Member of the House of Representatives of Nigeria from Imo
- Incumbent
- Assumed office June 2023
- Constituency: Njaba State Constituency

Personal details
- Born: 5/July/1985
- Citizenship: Nigeria
- Party: All Progressives Congress

= Ozioma Bennett Ebonine =

Ozioma Bennett Ebonine (born 5 July 1985), also known as Ezengwori Njaba or Ezi Ngwori Worship, is a Nigerian politician currently serving as the member representing Njaba State Constituency in the Imo State House of Assembly since 2023. He chairs the House Committee on Housing and Rural Development.

==Early life and background==
Born on 5 July 1985, Ebonine is married and identifies as a Christian.

== Political career ==
Ozioma Bennett Ebonine is a Nigerian politician currently serving as the member representing Njaba State Constituency in the Imo State House of Assembly, a position he assumed in 2023. A member of the All Progressives Congress (APC).
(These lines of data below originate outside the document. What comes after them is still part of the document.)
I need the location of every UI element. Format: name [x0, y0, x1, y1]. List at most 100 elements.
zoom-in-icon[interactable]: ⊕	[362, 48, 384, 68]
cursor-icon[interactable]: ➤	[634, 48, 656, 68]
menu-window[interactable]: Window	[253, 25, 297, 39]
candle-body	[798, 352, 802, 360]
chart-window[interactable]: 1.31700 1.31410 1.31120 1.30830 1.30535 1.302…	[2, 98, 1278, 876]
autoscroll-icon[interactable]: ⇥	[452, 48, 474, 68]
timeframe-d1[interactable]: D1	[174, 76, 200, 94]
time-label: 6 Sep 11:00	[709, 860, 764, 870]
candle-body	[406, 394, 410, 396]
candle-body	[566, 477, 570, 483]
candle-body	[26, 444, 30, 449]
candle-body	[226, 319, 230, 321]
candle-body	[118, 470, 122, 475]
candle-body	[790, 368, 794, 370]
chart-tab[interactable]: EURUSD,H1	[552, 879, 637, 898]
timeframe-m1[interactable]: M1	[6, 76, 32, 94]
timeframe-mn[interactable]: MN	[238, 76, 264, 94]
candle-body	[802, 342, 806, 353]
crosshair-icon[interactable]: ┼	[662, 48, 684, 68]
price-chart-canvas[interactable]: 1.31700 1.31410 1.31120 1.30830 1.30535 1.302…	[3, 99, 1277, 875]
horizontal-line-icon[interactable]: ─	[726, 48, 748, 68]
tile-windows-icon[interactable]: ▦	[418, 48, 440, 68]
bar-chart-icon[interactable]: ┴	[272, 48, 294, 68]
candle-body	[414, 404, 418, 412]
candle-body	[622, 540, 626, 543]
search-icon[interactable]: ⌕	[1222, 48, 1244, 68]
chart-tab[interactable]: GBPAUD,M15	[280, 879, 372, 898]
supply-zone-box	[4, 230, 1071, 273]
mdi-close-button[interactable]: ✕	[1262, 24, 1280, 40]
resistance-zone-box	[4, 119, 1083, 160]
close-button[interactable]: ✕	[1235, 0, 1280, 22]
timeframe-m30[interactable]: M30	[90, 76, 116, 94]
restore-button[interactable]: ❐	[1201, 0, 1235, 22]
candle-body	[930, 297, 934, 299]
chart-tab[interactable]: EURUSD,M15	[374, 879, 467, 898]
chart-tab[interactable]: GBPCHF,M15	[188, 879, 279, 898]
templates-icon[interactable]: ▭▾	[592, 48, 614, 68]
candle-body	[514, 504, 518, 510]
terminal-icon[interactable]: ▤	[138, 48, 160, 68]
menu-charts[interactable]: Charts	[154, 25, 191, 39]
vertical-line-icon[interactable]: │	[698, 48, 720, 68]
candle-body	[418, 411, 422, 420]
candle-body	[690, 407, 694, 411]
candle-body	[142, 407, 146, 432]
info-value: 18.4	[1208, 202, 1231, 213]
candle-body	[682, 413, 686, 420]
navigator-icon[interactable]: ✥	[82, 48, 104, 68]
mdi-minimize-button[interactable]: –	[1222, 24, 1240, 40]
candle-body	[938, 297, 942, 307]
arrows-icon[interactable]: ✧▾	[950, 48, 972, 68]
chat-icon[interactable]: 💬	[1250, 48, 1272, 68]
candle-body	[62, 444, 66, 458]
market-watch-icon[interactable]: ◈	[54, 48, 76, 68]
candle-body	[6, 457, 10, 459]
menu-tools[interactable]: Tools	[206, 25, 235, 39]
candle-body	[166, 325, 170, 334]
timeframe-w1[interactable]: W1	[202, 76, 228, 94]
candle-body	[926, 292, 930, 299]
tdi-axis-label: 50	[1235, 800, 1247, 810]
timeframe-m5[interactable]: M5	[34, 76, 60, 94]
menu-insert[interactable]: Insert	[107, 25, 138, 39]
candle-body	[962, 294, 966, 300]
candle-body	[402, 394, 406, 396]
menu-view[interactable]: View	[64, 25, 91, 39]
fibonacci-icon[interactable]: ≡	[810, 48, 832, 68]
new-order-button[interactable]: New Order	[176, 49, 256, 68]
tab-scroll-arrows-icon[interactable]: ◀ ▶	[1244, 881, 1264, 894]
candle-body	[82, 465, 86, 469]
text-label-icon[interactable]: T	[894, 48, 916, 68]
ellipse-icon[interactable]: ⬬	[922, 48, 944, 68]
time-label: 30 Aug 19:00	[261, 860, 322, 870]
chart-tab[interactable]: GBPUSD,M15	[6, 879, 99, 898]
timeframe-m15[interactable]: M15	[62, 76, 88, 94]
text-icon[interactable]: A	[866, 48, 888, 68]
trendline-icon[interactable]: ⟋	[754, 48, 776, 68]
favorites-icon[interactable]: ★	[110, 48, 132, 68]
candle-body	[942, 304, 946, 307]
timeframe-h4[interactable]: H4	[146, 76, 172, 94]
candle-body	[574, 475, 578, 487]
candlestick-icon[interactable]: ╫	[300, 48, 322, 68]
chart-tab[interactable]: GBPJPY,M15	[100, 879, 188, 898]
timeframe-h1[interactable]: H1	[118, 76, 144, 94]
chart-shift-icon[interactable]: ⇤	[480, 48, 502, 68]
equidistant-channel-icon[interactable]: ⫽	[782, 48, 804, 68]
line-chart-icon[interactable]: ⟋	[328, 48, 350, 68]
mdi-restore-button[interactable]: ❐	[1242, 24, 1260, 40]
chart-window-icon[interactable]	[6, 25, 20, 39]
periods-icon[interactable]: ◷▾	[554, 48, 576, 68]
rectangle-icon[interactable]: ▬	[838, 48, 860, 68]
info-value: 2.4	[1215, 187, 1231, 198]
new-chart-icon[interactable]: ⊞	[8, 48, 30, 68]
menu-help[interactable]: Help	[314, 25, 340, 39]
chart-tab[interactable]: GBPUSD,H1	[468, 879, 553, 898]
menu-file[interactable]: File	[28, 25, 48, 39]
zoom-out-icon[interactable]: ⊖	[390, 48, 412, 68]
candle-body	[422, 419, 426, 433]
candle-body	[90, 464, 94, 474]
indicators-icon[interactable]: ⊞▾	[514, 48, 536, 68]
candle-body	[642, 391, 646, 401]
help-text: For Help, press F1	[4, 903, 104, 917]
He was appointed as the Chairman of the House Committee on Housing and Rural Development, where he plays a key role in shaping policies related to housing infrastructure and the development of rural communities within Imo State.
- In July 2024, he sponsored a motion urging Governor Hope Uzodimma to formally recognize Autonomous Community Youth Presidents in Imo and empower youth leaders in governance a move praised by youth representatives.
- In October 2024, he sponsored an agricultural revitalization motion, co-signed by 16 other members of the Assembly, aimed at boosting food production, lowering food prices, and transforming Imo State’s economy from a consumption-based model to one focused on production.
- He collaborated with GetBundi Tech and other partners to launch a six-month coding and digital literacy program, providing STEM and digital skills training to twelve youths from Umuaka.

==Honors and recognition==
He has been honored with multiple awards, including a Distinguished Award of Excellence from the Anglican Bishop of Orlu and a Merit Award from the Catholic Bishop of Owerri, recognizing his humanitarian services.